Одним словом, республиканцы, не поступаясь своим главным принципом, могли теперь более гибко подходить к его реализации, поскольку вскоре им предстояло получить контроль над исполнительным ведомством. Но последствия этого контроля, в свою очередь, заменили территориальный вопрос в качестве фокуса конфликта между сектами. Сецессия началась, в конце концов, не как реакция на что-либо сделанное или оставленное без внимания Конгрессом, а скорее как реакция на избрание Линкольна. Это был новый вид национального кризиса, вызванный самим народом, а не его законодателями. Традиционные методы работы Конгресса могли справиться с этим кризисом лишь косвенно; ведь нерешенные проблемы секционного характера теперь были менее важны, чем сдвиг политической власти на север и реакция на него южан.
Одно событие особенно четко обозначило конец эпохи. В конце января, не встретив практически никакого сопротивления со стороны южан, Конгресс одобрил принятие Канзаса в качестве свободного штата - Канзас больше не кровоточил и не был боевым кличем.86 Таким образом, самая проблемная из территорий перестала быть территорией; три новые территории были созданы без особых споров; и ни северяне, ни южане не проявляли особого интереса к тому, что будет с территорией Нью-Мексико.

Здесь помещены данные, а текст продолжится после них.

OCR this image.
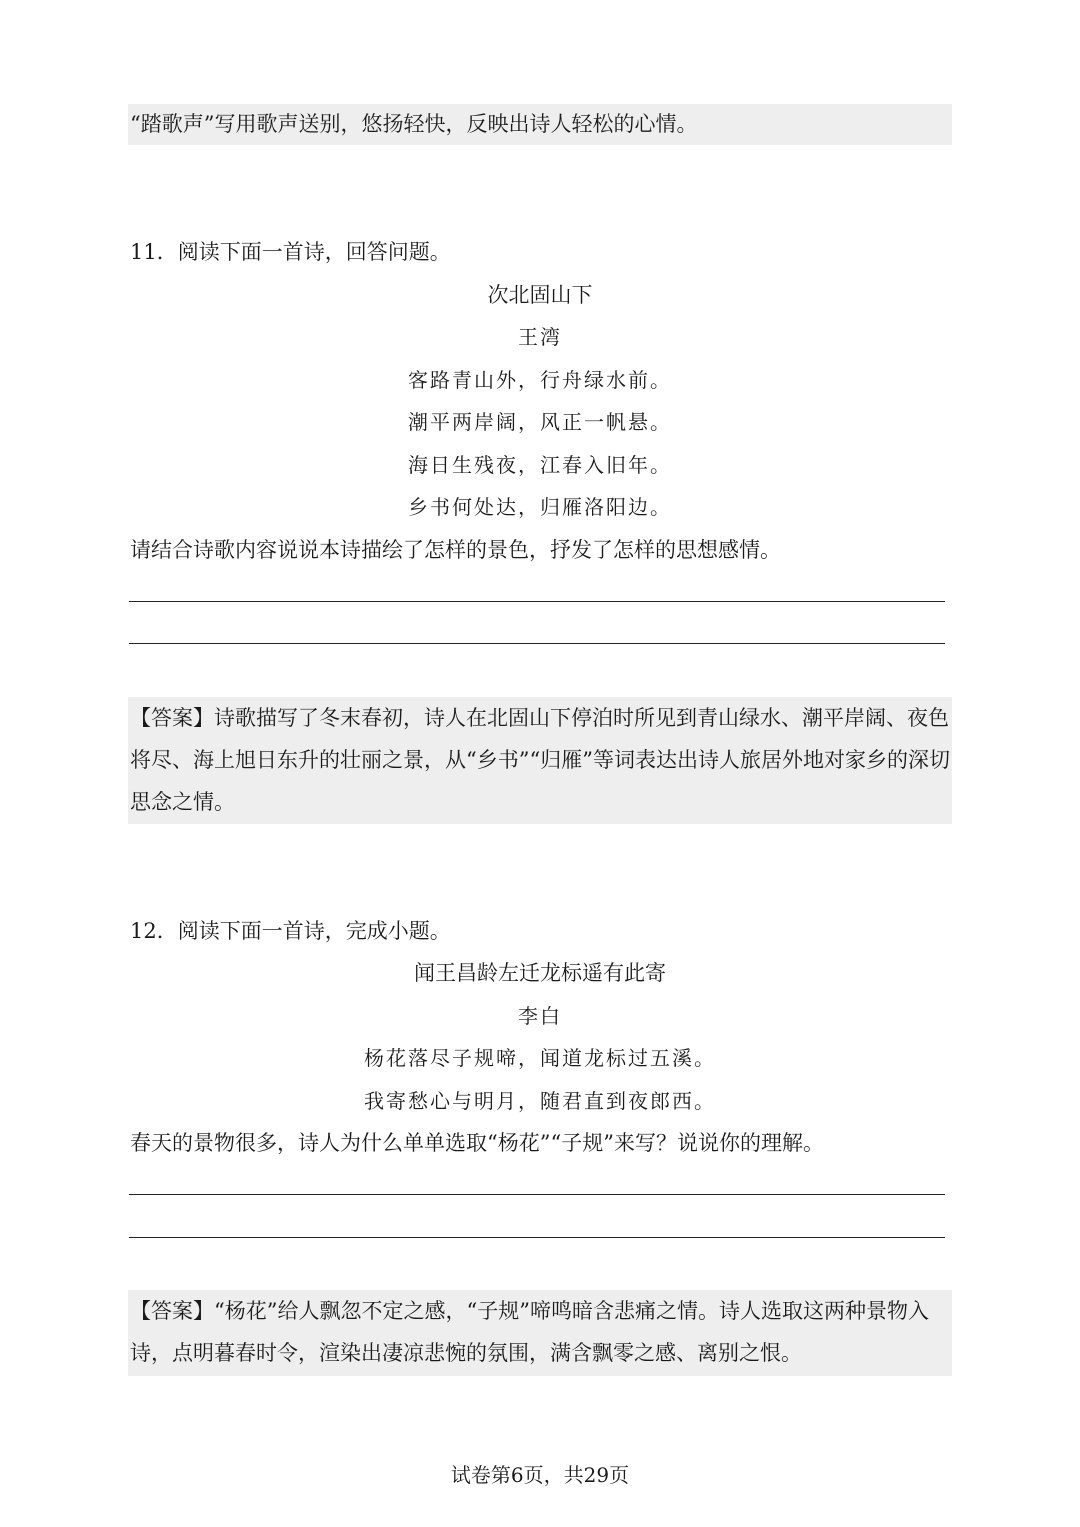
“踏歌声”写用歌声送别，悠扬轻快，反映出诗人轻松的心情。
11．阅读下面一首诗，回答问题。
次北固山下
王湾
客路青山外，行舟绿水前。
潮平两岸阔，风正一帆悬。
海日生残夜，江春入旧年。
乡书何处达，归雁洛阳边。
请结合诗歌内容说说本诗描绘了怎样的景色，抒发了怎样的思想感情。
【答案】诗歌描写了冬末春初，诗人在北固山下停泊时所见到青山绿水、潮平岸阔、夜色将尽、海上旭日东升的壮丽之景，从“乡书”“归雁”等词表达出诗人旅居外地对家乡的深切思念之情。
12．阅读下面一首诗，完成小题。
闻王昌龄左迁龙标遥有此寄
李白
杨花落尽子规啼，闻道龙标过五溪。
我寄愁心与明月，随君直到夜郎西。
春天的景物很多，诗人为什么单单选取“杨花”“子规”来写？说说你的理解。
【答案】“杨花”给人飘忽不定之感，“子规”啼鸣暗含悲痛之情。诗人选取这两种景物入诗，点明暮春时令，渲染出凄凉悲惋的氛围，满含飘零之感、离别之恨。
试卷第6页，共29页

С практической точки зрения территориальный вопрос казался в значительной степени исчерпанным.
Однако именно территориальный аспект компромисса Криттендена республиканцы отвергали наиболее решительно, а южане требовали наиболее настойчиво. В то же время, поддержав поправку Корвина, дающую рабству в рабовладельческих штатах вечную конституционную гарантию, многие республиканцы согласились на то, что сейчас кажется ужасающе большой уступкой Югу; но южане в Конгрессе в большинстве своем отнеслись к этой уступке как к "простому балагану".87 Существует множество объяснений этой двойной аномалии, включая страх республиканцев перед южным экспансионизмом и голод южан по поводу отказа республиканцев от республиканизма. Возможно также, что просто привычка заставляла обе стороны придерживаться привычной линии спора. Но, кроме того, похоже, что ни Север, ни Юг не имели ничего большего, чем смутное понимание того, о чем шла речь между ними, и чего они хотели друг от друга.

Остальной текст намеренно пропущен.